INCENDO EN LA COP (NOV. 2025)
La escena habla sola: la COP30, la cumbre anual donde casi 200 países negocian cómo enfrentar el cambio climático, evacuada porque el recinto se incendió. Un pabellón que colapsa por fuego mientras adentro se discutía cómo hacer al planeta más seguro. Más irónico, imposible. No hay metáfora más precisa.
Y la causa probable —como siempre en este tipo de eventos— apunta a lo mismo: estructuras provisionales hechas con materiales plásticos, montadas rápido, con mínima protección contra incendios. Un riesgo conocido, documentado y, sin embargo, repetido.
El mensaje que queda flotando es incómodo: si ni siquiera el espacio donde se negocia la resiliencia global es resiliente, ¿qué podemos esperar del resto del planeta?
Mientras se hablaba de reducir emisiones, la realidad literalmente quemó el techo.

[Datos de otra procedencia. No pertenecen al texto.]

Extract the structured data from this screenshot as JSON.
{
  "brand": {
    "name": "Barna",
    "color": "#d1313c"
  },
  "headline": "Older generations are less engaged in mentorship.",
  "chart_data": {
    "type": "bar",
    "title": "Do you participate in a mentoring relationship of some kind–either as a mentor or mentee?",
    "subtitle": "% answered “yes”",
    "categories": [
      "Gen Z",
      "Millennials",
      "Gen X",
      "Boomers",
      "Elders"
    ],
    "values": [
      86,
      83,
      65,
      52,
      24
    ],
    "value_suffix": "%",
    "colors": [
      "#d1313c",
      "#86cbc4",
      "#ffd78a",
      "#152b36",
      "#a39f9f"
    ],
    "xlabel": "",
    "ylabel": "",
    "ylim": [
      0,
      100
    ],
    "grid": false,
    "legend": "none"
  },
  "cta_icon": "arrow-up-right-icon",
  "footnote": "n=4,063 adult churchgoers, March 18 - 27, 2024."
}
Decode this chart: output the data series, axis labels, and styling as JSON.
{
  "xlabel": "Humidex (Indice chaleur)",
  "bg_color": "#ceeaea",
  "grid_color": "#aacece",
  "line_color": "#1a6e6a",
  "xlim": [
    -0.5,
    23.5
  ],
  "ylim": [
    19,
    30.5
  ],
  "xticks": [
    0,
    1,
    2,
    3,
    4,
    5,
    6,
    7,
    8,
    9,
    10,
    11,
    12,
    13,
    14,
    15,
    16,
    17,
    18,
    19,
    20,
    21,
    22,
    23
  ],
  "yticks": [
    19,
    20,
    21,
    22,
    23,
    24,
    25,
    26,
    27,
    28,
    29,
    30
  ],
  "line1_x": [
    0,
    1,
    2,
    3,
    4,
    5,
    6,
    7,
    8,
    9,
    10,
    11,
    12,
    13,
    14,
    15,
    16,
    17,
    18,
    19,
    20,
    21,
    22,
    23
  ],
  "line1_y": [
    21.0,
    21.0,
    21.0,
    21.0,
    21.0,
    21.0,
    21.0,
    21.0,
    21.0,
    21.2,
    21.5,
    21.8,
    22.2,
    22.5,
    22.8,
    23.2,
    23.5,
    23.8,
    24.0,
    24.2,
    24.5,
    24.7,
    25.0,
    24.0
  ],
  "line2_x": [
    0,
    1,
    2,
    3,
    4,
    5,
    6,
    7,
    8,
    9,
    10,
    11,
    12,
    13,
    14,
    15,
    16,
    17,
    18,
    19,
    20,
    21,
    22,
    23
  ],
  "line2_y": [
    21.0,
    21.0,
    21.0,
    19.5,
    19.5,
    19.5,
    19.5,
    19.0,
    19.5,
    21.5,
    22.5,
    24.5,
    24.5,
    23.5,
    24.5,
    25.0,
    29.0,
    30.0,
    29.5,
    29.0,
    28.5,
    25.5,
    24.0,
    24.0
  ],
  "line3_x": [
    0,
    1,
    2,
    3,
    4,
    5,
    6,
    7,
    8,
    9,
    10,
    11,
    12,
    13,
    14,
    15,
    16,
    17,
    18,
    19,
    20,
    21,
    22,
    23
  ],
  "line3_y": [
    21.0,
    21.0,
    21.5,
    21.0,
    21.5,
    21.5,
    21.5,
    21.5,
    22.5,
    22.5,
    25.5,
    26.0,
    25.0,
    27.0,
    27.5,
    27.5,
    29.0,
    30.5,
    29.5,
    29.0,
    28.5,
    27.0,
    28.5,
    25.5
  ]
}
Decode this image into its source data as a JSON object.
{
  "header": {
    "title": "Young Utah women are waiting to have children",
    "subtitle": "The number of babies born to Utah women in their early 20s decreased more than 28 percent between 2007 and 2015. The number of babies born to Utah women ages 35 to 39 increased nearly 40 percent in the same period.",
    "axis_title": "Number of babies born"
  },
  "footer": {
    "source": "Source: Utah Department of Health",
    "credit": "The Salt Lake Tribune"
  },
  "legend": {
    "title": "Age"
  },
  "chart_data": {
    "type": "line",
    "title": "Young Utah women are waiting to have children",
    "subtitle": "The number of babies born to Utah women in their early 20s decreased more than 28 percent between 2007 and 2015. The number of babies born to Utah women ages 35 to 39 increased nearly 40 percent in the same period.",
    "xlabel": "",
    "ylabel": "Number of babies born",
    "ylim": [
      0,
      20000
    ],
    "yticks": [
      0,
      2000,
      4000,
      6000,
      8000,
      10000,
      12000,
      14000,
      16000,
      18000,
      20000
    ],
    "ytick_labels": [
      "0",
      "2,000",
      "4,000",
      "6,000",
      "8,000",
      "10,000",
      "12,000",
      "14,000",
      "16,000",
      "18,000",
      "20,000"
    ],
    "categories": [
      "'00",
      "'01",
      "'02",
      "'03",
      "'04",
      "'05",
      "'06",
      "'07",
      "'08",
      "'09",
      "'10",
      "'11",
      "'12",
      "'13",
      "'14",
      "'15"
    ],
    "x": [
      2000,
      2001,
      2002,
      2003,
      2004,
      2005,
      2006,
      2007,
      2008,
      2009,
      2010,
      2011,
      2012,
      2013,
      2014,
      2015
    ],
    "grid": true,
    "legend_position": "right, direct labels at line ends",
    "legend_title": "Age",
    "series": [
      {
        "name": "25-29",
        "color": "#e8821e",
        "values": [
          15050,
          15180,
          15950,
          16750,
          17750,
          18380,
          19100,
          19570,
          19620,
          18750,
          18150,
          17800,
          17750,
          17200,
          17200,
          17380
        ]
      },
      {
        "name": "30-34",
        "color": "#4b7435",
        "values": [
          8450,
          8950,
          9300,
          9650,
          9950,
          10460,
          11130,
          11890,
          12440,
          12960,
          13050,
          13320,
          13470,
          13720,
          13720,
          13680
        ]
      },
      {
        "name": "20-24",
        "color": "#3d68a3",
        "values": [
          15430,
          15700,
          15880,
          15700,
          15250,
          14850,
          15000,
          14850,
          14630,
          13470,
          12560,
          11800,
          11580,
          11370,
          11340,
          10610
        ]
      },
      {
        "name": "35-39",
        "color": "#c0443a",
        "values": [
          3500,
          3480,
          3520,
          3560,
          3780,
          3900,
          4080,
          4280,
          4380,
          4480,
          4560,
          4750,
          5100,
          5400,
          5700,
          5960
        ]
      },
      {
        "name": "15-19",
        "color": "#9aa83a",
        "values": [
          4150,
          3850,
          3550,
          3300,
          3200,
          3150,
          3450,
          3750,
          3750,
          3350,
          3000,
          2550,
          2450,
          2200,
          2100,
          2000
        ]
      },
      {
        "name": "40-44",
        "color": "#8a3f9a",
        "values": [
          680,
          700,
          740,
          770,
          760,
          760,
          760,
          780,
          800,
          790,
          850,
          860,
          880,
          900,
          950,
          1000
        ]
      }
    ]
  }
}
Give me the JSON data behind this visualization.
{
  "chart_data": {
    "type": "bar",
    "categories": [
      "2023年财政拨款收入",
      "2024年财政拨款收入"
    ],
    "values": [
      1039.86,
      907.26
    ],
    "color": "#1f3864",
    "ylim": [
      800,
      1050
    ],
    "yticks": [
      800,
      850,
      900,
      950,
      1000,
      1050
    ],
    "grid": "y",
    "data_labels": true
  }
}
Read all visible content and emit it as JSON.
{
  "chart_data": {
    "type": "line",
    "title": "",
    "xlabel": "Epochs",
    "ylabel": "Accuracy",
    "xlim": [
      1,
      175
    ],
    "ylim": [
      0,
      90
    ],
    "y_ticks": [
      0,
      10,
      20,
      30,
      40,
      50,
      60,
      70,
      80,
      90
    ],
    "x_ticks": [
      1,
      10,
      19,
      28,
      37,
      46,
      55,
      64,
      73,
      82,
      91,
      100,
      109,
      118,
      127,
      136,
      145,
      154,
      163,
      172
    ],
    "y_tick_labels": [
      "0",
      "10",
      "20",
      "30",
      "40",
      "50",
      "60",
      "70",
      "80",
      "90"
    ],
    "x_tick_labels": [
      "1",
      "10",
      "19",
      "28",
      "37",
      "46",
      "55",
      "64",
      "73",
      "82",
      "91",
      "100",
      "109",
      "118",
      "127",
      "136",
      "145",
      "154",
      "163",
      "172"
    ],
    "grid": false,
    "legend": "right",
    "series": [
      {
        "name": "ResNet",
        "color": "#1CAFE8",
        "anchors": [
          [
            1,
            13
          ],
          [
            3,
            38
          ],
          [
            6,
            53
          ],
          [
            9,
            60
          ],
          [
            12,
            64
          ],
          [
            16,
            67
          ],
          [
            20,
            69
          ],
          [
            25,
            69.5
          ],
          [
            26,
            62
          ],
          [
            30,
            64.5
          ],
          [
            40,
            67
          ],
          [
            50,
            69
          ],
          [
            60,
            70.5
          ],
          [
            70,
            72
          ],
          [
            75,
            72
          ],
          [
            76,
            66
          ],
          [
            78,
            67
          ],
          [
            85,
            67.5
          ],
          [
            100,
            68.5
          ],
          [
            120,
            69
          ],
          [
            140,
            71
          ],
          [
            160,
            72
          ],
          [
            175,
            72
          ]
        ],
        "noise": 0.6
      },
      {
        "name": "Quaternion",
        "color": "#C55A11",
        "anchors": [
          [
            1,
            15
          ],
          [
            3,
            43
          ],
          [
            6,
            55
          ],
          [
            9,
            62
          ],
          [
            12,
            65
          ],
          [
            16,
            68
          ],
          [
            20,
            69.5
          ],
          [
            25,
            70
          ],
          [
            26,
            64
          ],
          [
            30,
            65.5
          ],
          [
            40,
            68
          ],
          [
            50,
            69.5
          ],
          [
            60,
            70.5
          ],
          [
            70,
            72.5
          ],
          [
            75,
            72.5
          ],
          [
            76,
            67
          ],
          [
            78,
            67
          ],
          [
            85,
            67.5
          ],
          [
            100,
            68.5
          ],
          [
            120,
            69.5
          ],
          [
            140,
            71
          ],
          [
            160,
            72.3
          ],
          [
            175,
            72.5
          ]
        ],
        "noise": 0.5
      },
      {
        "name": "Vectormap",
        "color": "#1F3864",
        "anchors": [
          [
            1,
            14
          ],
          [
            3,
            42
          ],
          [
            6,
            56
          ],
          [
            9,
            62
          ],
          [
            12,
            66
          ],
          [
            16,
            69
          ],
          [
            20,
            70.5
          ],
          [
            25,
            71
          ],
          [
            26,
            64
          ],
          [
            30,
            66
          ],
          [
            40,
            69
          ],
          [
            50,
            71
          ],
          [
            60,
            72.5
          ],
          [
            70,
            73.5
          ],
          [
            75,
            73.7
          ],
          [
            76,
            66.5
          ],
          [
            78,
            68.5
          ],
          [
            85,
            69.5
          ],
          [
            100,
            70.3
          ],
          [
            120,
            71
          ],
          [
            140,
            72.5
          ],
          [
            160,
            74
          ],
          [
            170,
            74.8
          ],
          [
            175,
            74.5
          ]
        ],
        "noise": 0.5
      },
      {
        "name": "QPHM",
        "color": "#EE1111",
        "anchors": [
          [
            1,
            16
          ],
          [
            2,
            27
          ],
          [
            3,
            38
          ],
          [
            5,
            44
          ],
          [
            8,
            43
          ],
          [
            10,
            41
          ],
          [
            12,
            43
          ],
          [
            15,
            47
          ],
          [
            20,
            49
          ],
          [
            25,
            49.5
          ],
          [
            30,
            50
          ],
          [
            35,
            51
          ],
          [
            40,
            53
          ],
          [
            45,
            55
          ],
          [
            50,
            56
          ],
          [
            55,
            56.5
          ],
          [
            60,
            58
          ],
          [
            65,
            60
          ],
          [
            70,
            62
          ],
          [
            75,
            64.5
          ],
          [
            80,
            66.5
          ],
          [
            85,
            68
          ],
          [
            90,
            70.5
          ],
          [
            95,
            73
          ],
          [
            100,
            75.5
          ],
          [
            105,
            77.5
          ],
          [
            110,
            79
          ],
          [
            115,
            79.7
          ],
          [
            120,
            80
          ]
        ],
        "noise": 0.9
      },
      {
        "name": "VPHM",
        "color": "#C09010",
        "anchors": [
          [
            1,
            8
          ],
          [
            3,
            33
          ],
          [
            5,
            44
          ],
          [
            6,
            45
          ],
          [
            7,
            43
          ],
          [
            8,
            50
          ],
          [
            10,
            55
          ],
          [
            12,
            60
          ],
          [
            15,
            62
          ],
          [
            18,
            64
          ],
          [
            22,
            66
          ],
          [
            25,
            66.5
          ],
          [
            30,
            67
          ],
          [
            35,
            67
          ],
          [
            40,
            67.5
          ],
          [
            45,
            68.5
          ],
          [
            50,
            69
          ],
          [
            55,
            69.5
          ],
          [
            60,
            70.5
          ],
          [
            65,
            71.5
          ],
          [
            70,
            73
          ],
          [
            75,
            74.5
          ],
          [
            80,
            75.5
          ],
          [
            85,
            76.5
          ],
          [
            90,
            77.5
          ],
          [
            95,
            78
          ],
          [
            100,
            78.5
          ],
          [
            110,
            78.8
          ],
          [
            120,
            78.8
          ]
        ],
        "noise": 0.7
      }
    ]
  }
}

Y volvió a quedar expuesta esa brecha que todos conocen pero pocos aceptan: la distancia entre lo que se promete en público y lo que realmente se ejecuta.
En Latinoamérica esto ya lo hemos visto incontables veces: grandes discursos, estructuras frágiles. La COP30 solo amplificó, a nivel global, una falla que ya conocemos de memoria.